Doch – da gibt es kein Wenn und Aber- das DRF überstrahlte all dies. Es wurde das Festival der Herren Willie Mullins, Trainer und Paul Townend, Jockey;  die Rennen eine eindrucksvolle Demonstration ihrer Dominanz der Szene. Neun der fünfzehn Rennen wurden von seinem Stall gewonnen, nur zwei der Gr.1- Rennen entzogen sich seinem Griff.

Neun Siege. Das heißt neun Pferde-Stars. Einige an der Schwelle zum Super-Star. Zwischen all den Siegen – einer leichter als der nächste erlaufen - ist es beinahe unmöglich, den „besten“ zu bestimmen. Besonders wird den Stall sicher der Erfolg von Gaillard du Mesnil in der einleitenden Prüfung des Festivals, einer Gr.1 Novice Hurdle über 2m6f, gefreut haben; wahrte der Sieg in diesem Rennen mit Untertitel „50k Cheltenham Bonus for Stable Staff“ doch eben diesen gewaltigen Zahltag für alle Stallangestellten, sollte Gaillard Du Mesnil irgendein Rennen beim Cheltenham Festival gewinnen. Dies ist Mullins bereits in Jahr 2017 (als das Rennen Teil eines anderen Renntags war) mit der Stute Let´s Dance  gelungen, die dabei keinen Geringeren als einen gewissen Kemboy schlug.
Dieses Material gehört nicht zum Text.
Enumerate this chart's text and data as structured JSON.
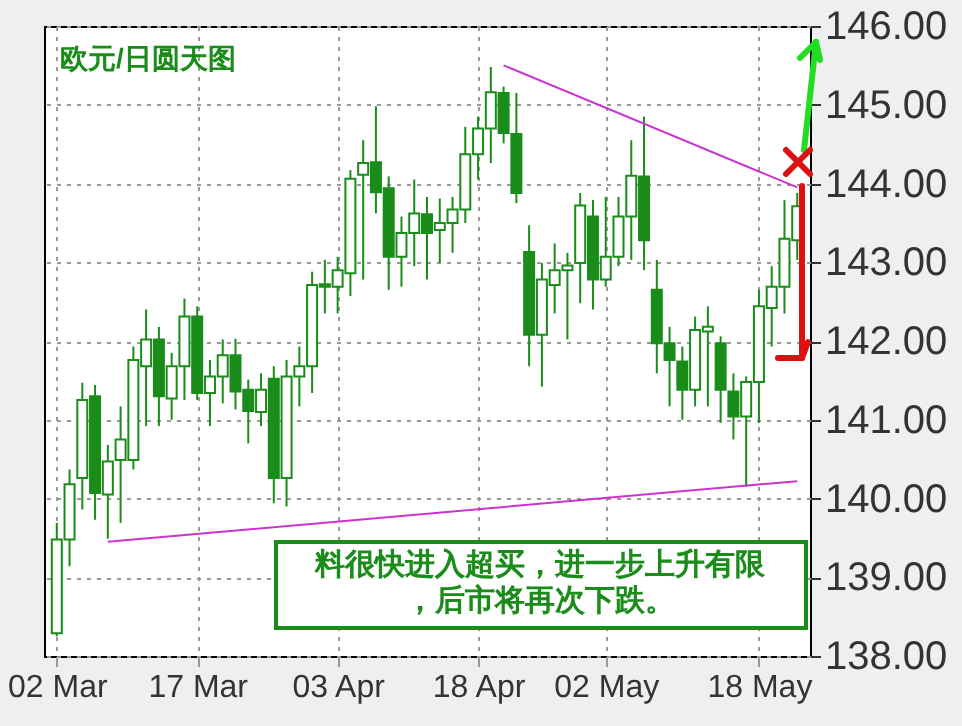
{
  "chart_data": {
    "type": "candlestick",
    "title": "欧元/日圆天图",
    "categories": [
      "02 Mar",
      null,
      null,
      null,
      null,
      null,
      null,
      null,
      null,
      null,
      null,
      "17 Mar",
      null,
      null,
      null,
      null,
      null,
      null,
      null,
      null,
      null,
      null,
      "03 Apr",
      null,
      null,
      null,
      null,
      null,
      null,
      null,
      null,
      null,
      null,
      "18 Apr",
      null,
      null,
      null,
      null,
      null,
      null,
      null,
      null,
      null,
      "02 May",
      null,
      null,
      null,
      null,
      null,
      null,
      null,
      null,
      null,
      null,
      null,
      "18 May",
      null,
      null,
      null
    ],
    "color": "#1a8c1a",
    "ohlc": [
      [
        138.29,
        139.69,
        138.25,
        139.48
      ],
      [
        139.48,
        140.37,
        139.14,
        140.18
      ],
      [
        140.26,
        141.47,
        139.86,
        141.25
      ],
      [
        141.3,
        141.44,
        139.73,
        140.07
      ],
      [
        140.05,
        140.68,
        139.49,
        140.47
      ],
      [
        140.49,
        141.17,
        139.69,
        140.75
      ],
      [
        140.49,
        141.93,
        140.37,
        141.76
      ],
      [
        141.68,
        142.4,
        140.92,
        142.02
      ],
      [
        142.02,
        142.18,
        140.92,
        141.3
      ],
      [
        141.27,
        141.85,
        141.0,
        141.68
      ],
      [
        141.68,
        142.54,
        141.25,
        142.31
      ],
      [
        142.31,
        142.44,
        141.25,
        141.34
      ],
      [
        141.34,
        141.76,
        140.92,
        141.55
      ],
      [
        141.55,
        142.02,
        141.21,
        141.82
      ],
      [
        141.82,
        142.03,
        141.13,
        141.36
      ],
      [
        141.38,
        141.51,
        140.7,
        141.11
      ],
      [
        141.1,
        141.59,
        140.92,
        141.38
      ],
      [
        141.52,
        141.68,
        139.94,
        140.26
      ],
      [
        140.26,
        141.76,
        139.9,
        141.55
      ],
      [
        141.55,
        141.93,
        141.17,
        141.68
      ],
      [
        141.68,
        142.88,
        141.34,
        142.71
      ],
      [
        142.72,
        143.03,
        142.35,
        142.69
      ],
      [
        142.69,
        143.07,
        142.35,
        142.9
      ],
      [
        142.86,
        144.17,
        142.57,
        144.06
      ],
      [
        144.11,
        144.55,
        142.78,
        144.26
      ],
      [
        144.27,
        144.98,
        143.62,
        143.89
      ],
      [
        143.94,
        144.09,
        142.65,
        143.07
      ],
      [
        143.07,
        143.58,
        142.69,
        143.37
      ],
      [
        143.37,
        144.05,
        142.95,
        143.62
      ],
      [
        143.61,
        143.83,
        142.78,
        143.37
      ],
      [
        143.41,
        143.81,
        142.99,
        143.5
      ],
      [
        143.5,
        143.83,
        143.12,
        143.67
      ],
      [
        143.67,
        144.72,
        143.5,
        144.37
      ],
      [
        144.37,
        144.85,
        144.05,
        144.7
      ],
      [
        144.7,
        145.48,
        144.26,
        145.16
      ],
      [
        145.15,
        145.23,
        144.51,
        144.64
      ],
      [
        144.63,
        145.15,
        143.75,
        143.88
      ],
      [
        143.13,
        143.47,
        141.68,
        142.08
      ],
      [
        142.08,
        142.99,
        141.42,
        142.78
      ],
      [
        142.71,
        143.24,
        142.35,
        142.9
      ],
      [
        142.9,
        143.12,
        142.02,
        142.96
      ],
      [
        142.99,
        143.88,
        142.48,
        143.72
      ],
      [
        143.58,
        143.79,
        142.4,
        142.78
      ],
      [
        142.78,
        143.83,
        142.69,
        143.07
      ],
      [
        143.07,
        143.83,
        142.95,
        143.58
      ],
      [
        143.58,
        144.55,
        143.03,
        144.1
      ],
      [
        144.09,
        144.85,
        142.9,
        143.28
      ],
      [
        142.65,
        143.03,
        141.59,
        141.97
      ],
      [
        141.97,
        142.18,
        141.17,
        141.76
      ],
      [
        141.74,
        141.93,
        141.0,
        141.38
      ],
      [
        141.38,
        142.31,
        141.17,
        142.14
      ],
      [
        142.12,
        142.44,
        141.17,
        142.18
      ],
      [
        141.97,
        142.06,
        140.96,
        141.38
      ],
      [
        141.36,
        141.59,
        140.75,
        141.04
      ],
      [
        141.04,
        141.55,
        140.15,
        141.48
      ],
      [
        141.48,
        142.65,
        140.96,
        142.44
      ],
      [
        142.42,
        142.95,
        141.93,
        142.69
      ],
      [
        142.69,
        143.79,
        142.35,
        143.3
      ],
      [
        143.28,
        143.88,
        143.03,
        143.71
      ]
    ],
    "series": [
      {
        "type": "line",
        "color": "#cc33cc",
        "values": [
          null,
          null,
          null,
          null,
          139.45,
          null,
          null,
          null,
          null,
          null,
          null,
          null,
          null,
          null,
          null,
          null,
          null,
          null,
          null,
          null,
          null,
          null,
          null,
          null,
          null,
          null,
          null,
          null,
          null,
          null,
          null,
          null,
          null,
          null,
          null,
          null,
          null,
          null,
          null,
          null,
          null,
          null,
          null,
          null,
          null,
          null,
          null,
          null,
          null,
          null,
          null,
          null,
          null,
          null,
          null,
          null,
          null,
          null,
          140.22
        ]
      },
      {
        "type": "line",
        "color": "#cc33cc",
        "values": [
          null,
          null,
          null,
          null,
          null,
          null,
          null,
          null,
          null,
          null,
          null,
          null,
          null,
          null,
          null,
          null,
          null,
          null,
          null,
          null,
          null,
          null,
          null,
          null,
          null,
          null,
          null,
          null,
          null,
          null,
          null,
          null,
          null,
          null,
          null,
          145.5,
          null,
          null,
          null,
          null,
          null,
          null,
          null,
          null,
          null,
          null,
          null,
          null,
          null,
          null,
          null,
          null,
          null,
          null,
          null,
          null,
          null,
          null,
          143.95
        ]
      }
    ],
    "ylim": [
      138,
      146
    ],
    "yticks": [
      {
        "value": 138,
        "label": "138.00"
      },
      {
        "value": 139,
        "label": "139.00"
      },
      {
        "value": 140,
        "label": "140.00"
      },
      {
        "value": 141,
        "label": "141.00"
      },
      {
        "value": 142,
        "label": "142.00"
      },
      {
        "value": 143,
        "label": "143.00"
      },
      {
        "value": 144,
        "label": "144.00"
      },
      {
        "value": 145,
        "label": "145.00"
      },
      {
        "value": 146,
        "label": "146.00"
      }
    ],
    "grid": true,
    "annotations": [
      "料很快进入超买，进一步上升有限，后市将再次下跌。"
    ]
  }
}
Doch wie zwischen all den anderen Super-Leistungen eine Reihenfolge schaffen? Welches Gr.1-Rennen ist denn nun mehr wert als das andere? Ist der Irish Gold Cup wichtiger als die Arkle Chase, die Dublin Chase, das Pendant zur Champion Chase, mehr wert als die Gr.1 Flogas Novice Chase? Fragen über Fragen, Antwort unmöglich.

Nicht, dass wir Zweifel hätten. Es war und ist mehr als eine Ahnung, dass Willie Mullins einige gute Pferde im Stall hat. Einige mehr, muss es heißen, schließlich brachte er  in den besagten fünfzehn Rennen sage und schreibe 57 (!) Pferde an den Ablauf.  Die Präzision, mit der seine Schützlinge am Wochenende ablieferten, muss andere Trainer in Depressionen stürzen. Chacun Pour Soi, Energumene und der so drückend überlegende Kilcruit waren die weiteren Stars des ersten Tages; Kilcruit, gezogen von Mutter Maureen Mullins und geritten von Sohn Patrick war im doppelten Sinne der krönende Abschluß des Tages. Man sucht nach immer neuen Superlativen, um die Leistungen seiner Schützlinge, gerne mit französischen Wurzeln, zu beschreiben.

Nahtlos ging es am Sonntag weiter: Er sei „das perfekte Pferd, das man in einem Rennen reiten kann“ urteilte Jockey Paul Townend über Monkfish (die englische Bezeichnung für einen Seeteufel). Hohes Lob. Der 7j., irisch gezogene Stowaway-Sohn war schon ein hervorragender Hürdler, nun ist er in drei Jagdrennen ungeschlagen. Erneut hieß einer seiner Gegner Latest Exhibition (Trainer: Paul Nolan, Jockey Brian Cooper). Nolan wird sicherlich mit dem Rennsportgott hadern; nach Jahren der Flaute hat er ein veritables Gruppe-Pferd im Stall, welches nun bei jedem Start auf einen Star wie Monkfish trifft. Selbst Trainer Nicky Henderson bekannte Mitte der Woche, dass ihm bei den Leistungen der irischen Pferde, salopp gesprochen, angst und bange geworden sei.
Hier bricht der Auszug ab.